O documento referia ainda que à data, segundo os próprios profissionais de táxi da ilha, estavam no mercado “mais de 400 táxis”.

Marco Gomes, 29 anos, é um desses taxistas, a sua principal ocupação há quatro anos, embora admita que já antes não tinha tanto trabalho como gostaria, culpando os programas de férias “tudo incluído” dos operadores, que fazem com que os turistas praticamente não saiam do hotel. “Já não havia muito trabalho, agora ficou ainda pior. Foram meses sem trabalhar”, recorda o taxista, sobre os primeiros meses da pandemia.

Apenas desde dezembro, com a retoma pontual de alguns voos internacionais para o Sal, suspensos desde 19 de março, é que recomeçou a trabalhar, mas num cenário em que a grande maioria dos hotéis da ilha permanecem encerrados.
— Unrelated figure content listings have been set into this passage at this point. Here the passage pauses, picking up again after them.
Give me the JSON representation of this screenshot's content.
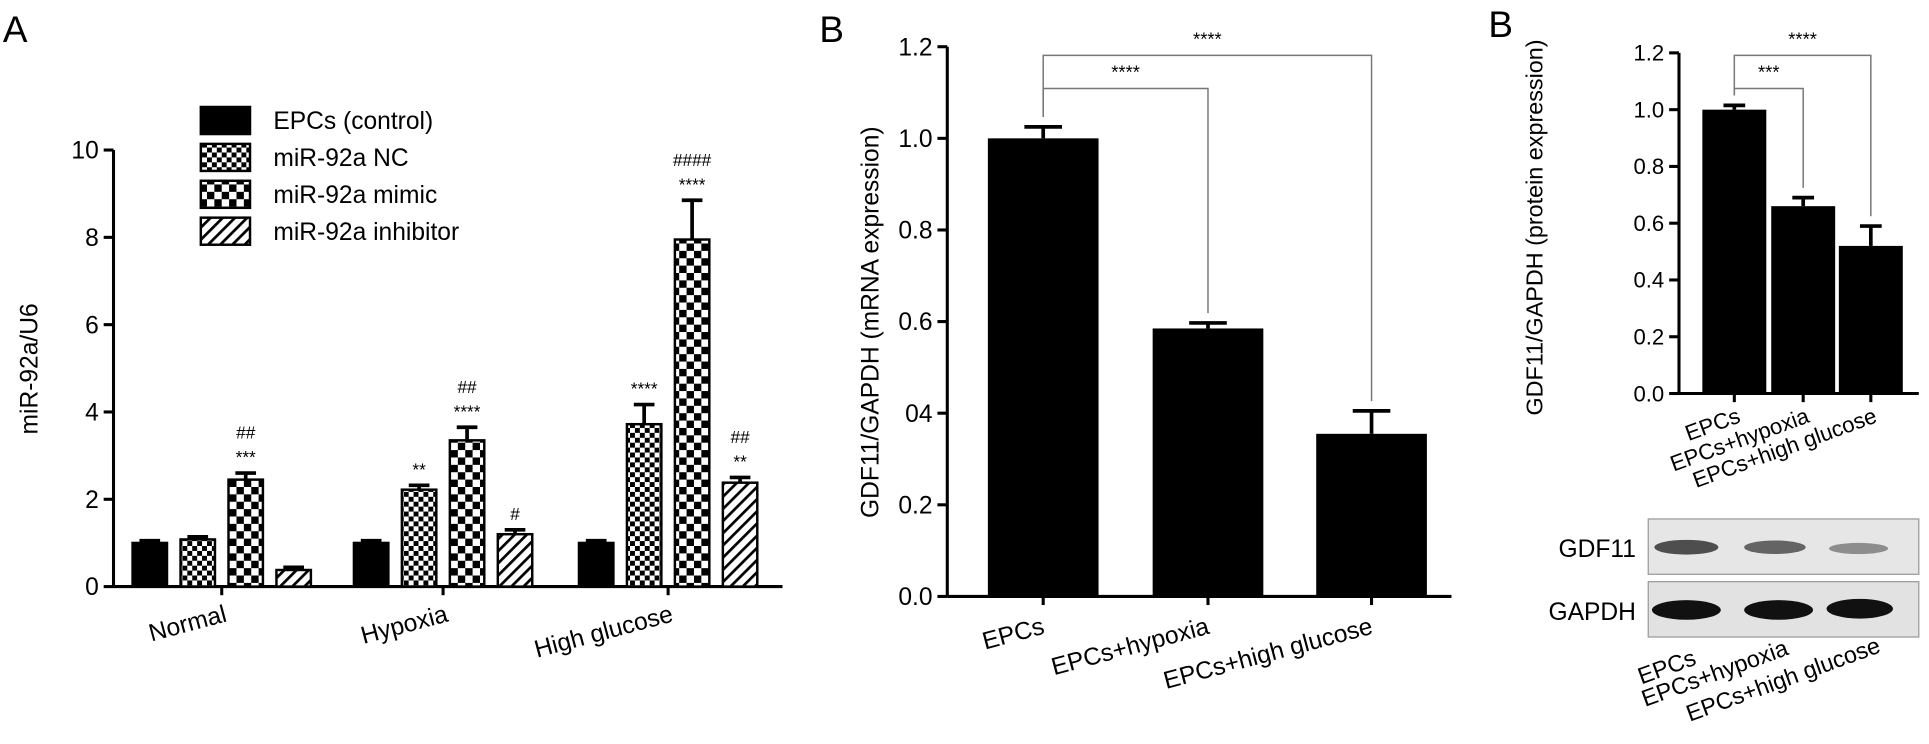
{
  "chart_data": [
    {
      "type": "bar",
      "panel": "A",
      "ylabel": "miR-92a/U6",
      "categories": [
        "Normal",
        "Hypoxia",
        "High glucose"
      ],
      "series": [
        {
          "name": "EPCs (control)",
          "color": "#000000",
          "pattern": "solid",
          "values": [
            1.0,
            1.0,
            1.0
          ],
          "errors": [
            0.05,
            0.05,
            0.05
          ],
          "annotations": [
            null,
            null,
            null
          ]
        },
        {
          "name": "miR-92a NC",
          "color": "#000000",
          "pattern": "checker-fine",
          "values": [
            1.08,
            2.22,
            3.72
          ],
          "errors": [
            0.06,
            0.1,
            0.45
          ],
          "annotations": [
            null,
            [
              "**"
            ],
            [
              "****"
            ]
          ]
        },
        {
          "name": "miR-92a mimic",
          "color": "#000000",
          "pattern": "checker",
          "values": [
            2.45,
            3.35,
            7.95
          ],
          "errors": [
            0.15,
            0.3,
            0.9
          ],
          "annotations": [
            [
              "##",
              "***"
            ],
            [
              "##",
              "****"
            ],
            [
              "####",
              "****"
            ]
          ]
        },
        {
          "name": "miR-92a inhibitor",
          "color": "#000000",
          "pattern": "hatch",
          "values": [
            0.38,
            1.2,
            2.38
          ],
          "errors": [
            0.06,
            0.1,
            0.12
          ],
          "annotations": [
            null,
            [
              "#"
            ],
            [
              "##",
              "**"
            ]
          ]
        }
      ],
      "ylim": [
        0,
        10
      ],
      "yticks": [
        0,
        2,
        4,
        6,
        8,
        10
      ],
      "legend": "top-left"
    },
    {
      "type": "bar",
      "panel": "B",
      "ylabel": "GDF11/GAPDH (mRNA expression)",
      "categories": [
        "EPCs",
        "EPCs+hypoxia",
        "EPCs+high glucose"
      ],
      "values": [
        1.0,
        0.585,
        0.355
      ],
      "errors": [
        0.025,
        0.012,
        0.05
      ],
      "color": "#000000",
      "significance": [
        null,
        "****",
        "****"
      ],
      "ylim": [
        0,
        1.2
      ],
      "yticks": [
        {
          "value": 0,
          "label": "0.0"
        },
        0.2,
        {
          "value": 0.4,
          "label": "04"
        },
        0.6,
        0.8,
        {
          "value": 1.0,
          "label": "1.0"
        },
        1.2
      ]
    },
    {
      "type": "bar",
      "panel": "B",
      "ylabel": "GDF11/GAPDH (protein expression)",
      "categories": [
        "EPCs",
        "EPCs+hypoxia",
        "EPCs+high glucose"
      ],
      "values": [
        1.0,
        0.66,
        0.52
      ],
      "errors": [
        0.015,
        0.03,
        0.07
      ],
      "color": "#000000",
      "significance": [
        null,
        "***",
        "****"
      ],
      "ylim": [
        0,
        1.2
      ],
      "yticks": [
        {
          "value": 0,
          "label": "0.0"
        },
        0.2,
        0.4,
        0.6,
        0.8,
        {
          "value": 1.0,
          "label": "1.0"
        },
        1.2
      ]
    }
  ],
  "blot": {
    "rows": [
      "GDF11",
      "GAPDH"
    ],
    "lanes": [
      "EPCs",
      "EPCs+hypoxia",
      "EPCs+high glucose"
    ]
  }
}
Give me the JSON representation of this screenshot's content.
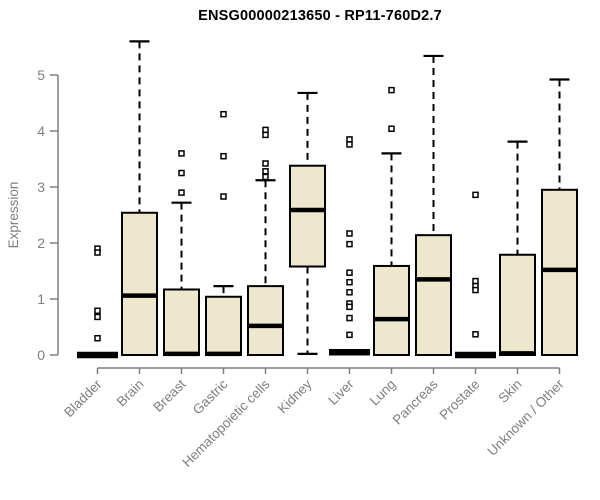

“Nenhum de nós vai esquecer 2020, principalmente a nossa classe, que sofre muito com isso. Se os hotéis não estão abertos, não temos trabalho”, assume Marco, que por isso tem-se dedicado a outros trabalhos, além do táxi, para tentar sustentar a família.

“Posso ir à pesca, fazer outra coisa. Mesmo sem pandemia não conseguia viver só de táxi”, conta, explicando que dos cerca de 300 euros por mês que recebia antes, 200 euros pagavam a renda de casa da família.

E a preocupação aumenta, ao ver o pontão de Santa Maria sem praticamente sem turistas. “Está melhor do que no início. Já dá para fazer alguma coisa, mas ainda não dá para pagar as contas”, aponta.

Ainda assim, Marco resume o pensamento generalizado no Sal, enquanto os turistas chegam a conta gotas às praias de areia branca e ao mar azul da ilha: “Todos nós estamos a esperar por dias melhores”.